No se parecía tampoco a los ratones de mi infancia. Esos siempre se escapaban. Era claro que este, si hacía tiempo que estaba en mi casa, prefería la noche para salir. No corría, se desplazaba con cierta picardía, como confianzudo. Tomé, entonces, un zapato –el que menos quería–, lo miré y, acercándome lentamente, le di un buen golpe. Pensé con repugnancia en la sangre que quedaría sobre la alfombra. Cuando levanté el brazo, constaté señales de vida y di un segundo golpe. Dejé el calzado sobre él y coloqué otro encima, con el fin de ejercer suficiente presión en caso de que sólo lo hubiera atontado. Corrí hasta la cocina, anticipando el asco que me daría empujar con la escoba ese cuerpo reventado, en especial esa cola, que me llevaba a las asquerosas y curtidas colas de rata.
Cuando volví y aparté los zapatos, lo encontré muerto y achatado. Lo empujé sobre la pala, ya con menos desagrado, pero con algo de culpa, y vi que la alfombra estaba intacta. Pensé en su cuerpo como una bolsita de huesos quebrados, una estructura hecha para ser un efectivo continente incluso en el momento de ser aplastada por un humano. ¿Acaso no era peor la trampa de madera y alambre, esa que cercena tras el cebo y parece un castigo medieval para el pecado de la gula?

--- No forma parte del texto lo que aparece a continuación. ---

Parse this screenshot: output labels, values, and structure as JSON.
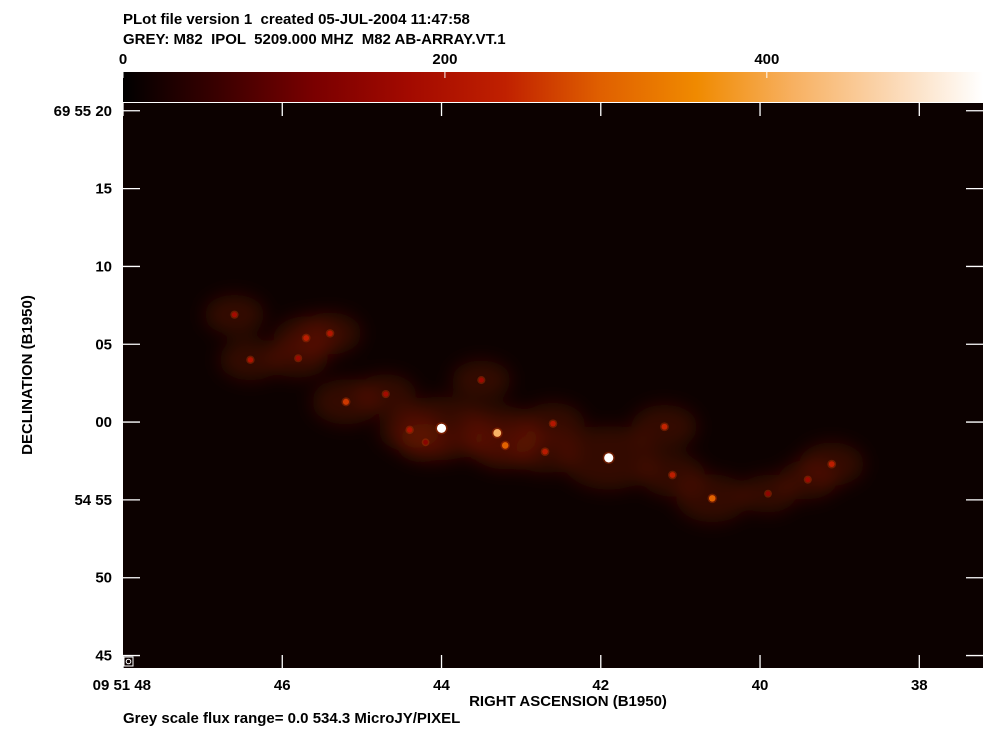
{
  "header": {
    "line1": "PLot file version 1  created 05-JUL-2004 11:47:58",
    "line2": "GREY: M82  IPOL  5209.000 MHZ  M82 AB-ARRAY.VT.1"
  },
  "footer": "Grey scale flux range= 0.0 534.3 MicroJY/PIXEL",
  "colorbar": {
    "ticks": [
      "0",
      "200",
      "400"
    ],
    "tick_values": [
      0,
      200,
      400
    ],
    "range": [
      0.0,
      534.3
    ],
    "colors": [
      "#000000",
      "#3a0000",
      "#7a0000",
      "#a30a00",
      "#c02000",
      "#e06000",
      "#f08a00",
      "#f7b060",
      "#fbd6b0",
      "#ffffff"
    ]
  },
  "chart_data": {
    "type": "heatmap",
    "title": "GREY: M82  IPOL  5209.000 MHZ  M82 AB-ARRAY.VT.1",
    "xlabel": "RIGHT ASCENSION (B1950)",
    "ylabel": "DECLINATION (B1950)",
    "x_ticks": [
      "09 51 48",
      "46",
      "44",
      "42",
      "40",
      "38"
    ],
    "x_tick_values_s": [
      48,
      46,
      44,
      42,
      40,
      38
    ],
    "y_ticks": [
      "69 55 20",
      "15",
      "10",
      "05",
      "00",
      "54 55",
      "50",
      "45"
    ],
    "y_tick_values_arcsec": [
      80,
      75,
      70,
      65,
      60,
      55,
      50,
      45
    ],
    "xlim_s": [
      48.0,
      37.2
    ],
    "ylim_arcsec": [
      44.2,
      80.5
    ],
    "zlim": [
      0.0,
      534.3
    ],
    "zunit": "MicroJY/PIXEL",
    "sources": [
      {
        "ra_s": 46.6,
        "dec": 66.9,
        "flux": 180
      },
      {
        "ra_s": 46.4,
        "dec": 64.0,
        "flux": 200
      },
      {
        "ra_s": 45.8,
        "dec": 64.1,
        "flux": 170
      },
      {
        "ra_s": 45.7,
        "dec": 65.4,
        "flux": 230
      },
      {
        "ra_s": 45.4,
        "dec": 65.7,
        "flux": 210
      },
      {
        "ra_s": 45.2,
        "dec": 61.3,
        "flux": 260
      },
      {
        "ra_s": 44.7,
        "dec": 61.8,
        "flux": 180
      },
      {
        "ra_s": 44.4,
        "dec": 59.5,
        "flux": 200
      },
      {
        "ra_s": 44.0,
        "dec": 59.6,
        "flux": 534
      },
      {
        "ra_s": 43.3,
        "dec": 59.3,
        "flux": 420
      },
      {
        "ra_s": 43.2,
        "dec": 58.5,
        "flux": 300
      },
      {
        "ra_s": 42.7,
        "dec": 58.1,
        "flux": 220
      },
      {
        "ra_s": 42.6,
        "dec": 59.9,
        "flux": 210
      },
      {
        "ra_s": 41.9,
        "dec": 57.7,
        "flux": 534
      },
      {
        "ra_s": 41.2,
        "dec": 59.7,
        "flux": 240
      },
      {
        "ra_s": 41.1,
        "dec": 56.6,
        "flux": 230
      },
      {
        "ra_s": 40.6,
        "dec": 55.1,
        "flux": 300
      },
      {
        "ra_s": 39.9,
        "dec": 55.4,
        "flux": 150
      },
      {
        "ra_s": 39.4,
        "dec": 56.3,
        "flux": 170
      },
      {
        "ra_s": 39.1,
        "dec": 57.3,
        "flux": 230
      },
      {
        "ra_s": 44.2,
        "dec": 58.7,
        "flux": 140
      },
      {
        "ra_s": 43.5,
        "dec": 62.7,
        "flux": 170
      }
    ]
  }
}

Volqué el cuerpito en la bolsa de basura (esto ya lo había hecho muchas veces con cucarachas) y, aún pensando en que podía estar vivo, cerré el nailon y en pijama me fui hasta el contenedor, pidiendo no cruzarme con algún vecino noctámbulo, acaso en algún menester similar. Era evidente que no quería pasar la noche con un ratón muerto en mi tacho de residuos.

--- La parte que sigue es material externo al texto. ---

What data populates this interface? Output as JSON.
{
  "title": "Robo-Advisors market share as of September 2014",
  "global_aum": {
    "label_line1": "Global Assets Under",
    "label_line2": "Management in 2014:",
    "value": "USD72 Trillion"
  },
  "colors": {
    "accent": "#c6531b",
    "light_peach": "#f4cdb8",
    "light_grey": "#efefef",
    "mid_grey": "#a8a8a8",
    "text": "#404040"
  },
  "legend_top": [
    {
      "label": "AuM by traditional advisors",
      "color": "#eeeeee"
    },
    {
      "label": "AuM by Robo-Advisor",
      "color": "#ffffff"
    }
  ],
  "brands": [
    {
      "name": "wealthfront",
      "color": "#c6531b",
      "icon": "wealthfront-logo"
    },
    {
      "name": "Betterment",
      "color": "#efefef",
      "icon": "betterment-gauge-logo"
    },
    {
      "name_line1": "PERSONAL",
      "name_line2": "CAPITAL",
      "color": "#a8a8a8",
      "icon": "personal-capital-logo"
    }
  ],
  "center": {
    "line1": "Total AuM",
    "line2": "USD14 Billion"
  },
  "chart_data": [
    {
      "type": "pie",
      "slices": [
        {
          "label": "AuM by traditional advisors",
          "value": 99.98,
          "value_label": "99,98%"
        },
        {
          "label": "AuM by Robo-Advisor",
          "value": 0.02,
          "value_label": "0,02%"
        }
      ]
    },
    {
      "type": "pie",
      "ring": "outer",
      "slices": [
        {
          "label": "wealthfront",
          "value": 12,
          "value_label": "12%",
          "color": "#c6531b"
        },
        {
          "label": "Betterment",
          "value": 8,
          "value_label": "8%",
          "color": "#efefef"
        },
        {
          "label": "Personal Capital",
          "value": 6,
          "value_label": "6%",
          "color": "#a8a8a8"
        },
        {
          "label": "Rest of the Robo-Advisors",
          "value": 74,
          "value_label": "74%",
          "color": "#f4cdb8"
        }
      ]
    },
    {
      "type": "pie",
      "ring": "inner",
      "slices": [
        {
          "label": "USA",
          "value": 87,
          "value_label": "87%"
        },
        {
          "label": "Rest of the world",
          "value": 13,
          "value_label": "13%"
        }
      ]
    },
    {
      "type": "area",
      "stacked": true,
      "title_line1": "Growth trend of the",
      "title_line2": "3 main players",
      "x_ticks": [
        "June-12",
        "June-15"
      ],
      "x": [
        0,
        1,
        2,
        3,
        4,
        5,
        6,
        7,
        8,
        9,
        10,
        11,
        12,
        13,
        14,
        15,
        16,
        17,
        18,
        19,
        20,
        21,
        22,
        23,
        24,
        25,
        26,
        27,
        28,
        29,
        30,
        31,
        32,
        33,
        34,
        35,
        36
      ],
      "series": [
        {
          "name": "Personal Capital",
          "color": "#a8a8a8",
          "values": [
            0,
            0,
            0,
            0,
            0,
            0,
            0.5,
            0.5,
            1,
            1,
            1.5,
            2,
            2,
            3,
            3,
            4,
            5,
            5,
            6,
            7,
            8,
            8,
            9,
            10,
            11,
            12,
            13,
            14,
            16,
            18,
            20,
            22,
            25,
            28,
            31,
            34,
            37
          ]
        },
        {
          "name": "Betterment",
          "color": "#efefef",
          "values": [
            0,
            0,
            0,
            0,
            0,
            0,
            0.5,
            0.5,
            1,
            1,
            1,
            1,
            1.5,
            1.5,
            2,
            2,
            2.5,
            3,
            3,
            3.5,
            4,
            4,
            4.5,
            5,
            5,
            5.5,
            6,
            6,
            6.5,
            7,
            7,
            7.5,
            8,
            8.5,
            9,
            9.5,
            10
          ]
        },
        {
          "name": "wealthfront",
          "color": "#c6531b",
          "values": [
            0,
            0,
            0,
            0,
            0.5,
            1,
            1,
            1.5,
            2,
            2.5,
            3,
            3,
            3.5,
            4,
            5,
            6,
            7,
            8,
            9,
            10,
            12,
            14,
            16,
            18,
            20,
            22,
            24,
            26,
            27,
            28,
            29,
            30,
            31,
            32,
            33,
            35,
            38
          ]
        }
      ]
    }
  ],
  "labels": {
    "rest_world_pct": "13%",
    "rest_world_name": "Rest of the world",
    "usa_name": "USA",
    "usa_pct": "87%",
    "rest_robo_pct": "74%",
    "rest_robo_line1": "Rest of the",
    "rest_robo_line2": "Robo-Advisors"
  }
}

En el camino seguía pensando. La única razón podía ser que hubiera cerrado la reja y dejado la puerta abierta buena parte de la tarde y la noche. Lo imaginé corriendo el largo pasillo de baldosas hasta llegar a un hogar donde encontrar un buen trozo de queso. Esa noche también había pasado algo sospechoso: uno de los nuevos inquilinos se había acercado a preguntarme si daba clases de guitarra. En seis meses nunca lo había visto, sólo sentía olor a marihuana y gritos frívolos. Le dije que no, pero fui muy amistoso, quizá por verlo muchacho, algo parecido a ese compañero de facultad al que llamábamos “el sobreviviente”. Recordé entonces la presencia de un ciempiés en mi pequeño patio interno, justo la noche del arribo de otros inquilinos que trajeron plantas y un perro, y pensé en cómo toda nueva presencia cambiaba el ecosistema de un edificio. Ahora me veía haciendo con el ratón lo mismo que con el ciempiés y masticando idéntica culpa.
Me acosté nuevamente. Seguía impactado, así que traté de estar expectante a los sonidos. Rasgaban la pared, pero ese era el vecino de la pensión contigua. Es que en esos momentos uno imagina lo peor: una invasión, otro ratón subiendo por las frazadas, una prole esperando alimento en mi propia casa, en esa habitación que tengo que ordenar. Deduje que, seguramente, era un ratón perdido, acaso domesticado, el ratón de una niña, dada su poca preocupación por huir. Caí por fin en el sueño.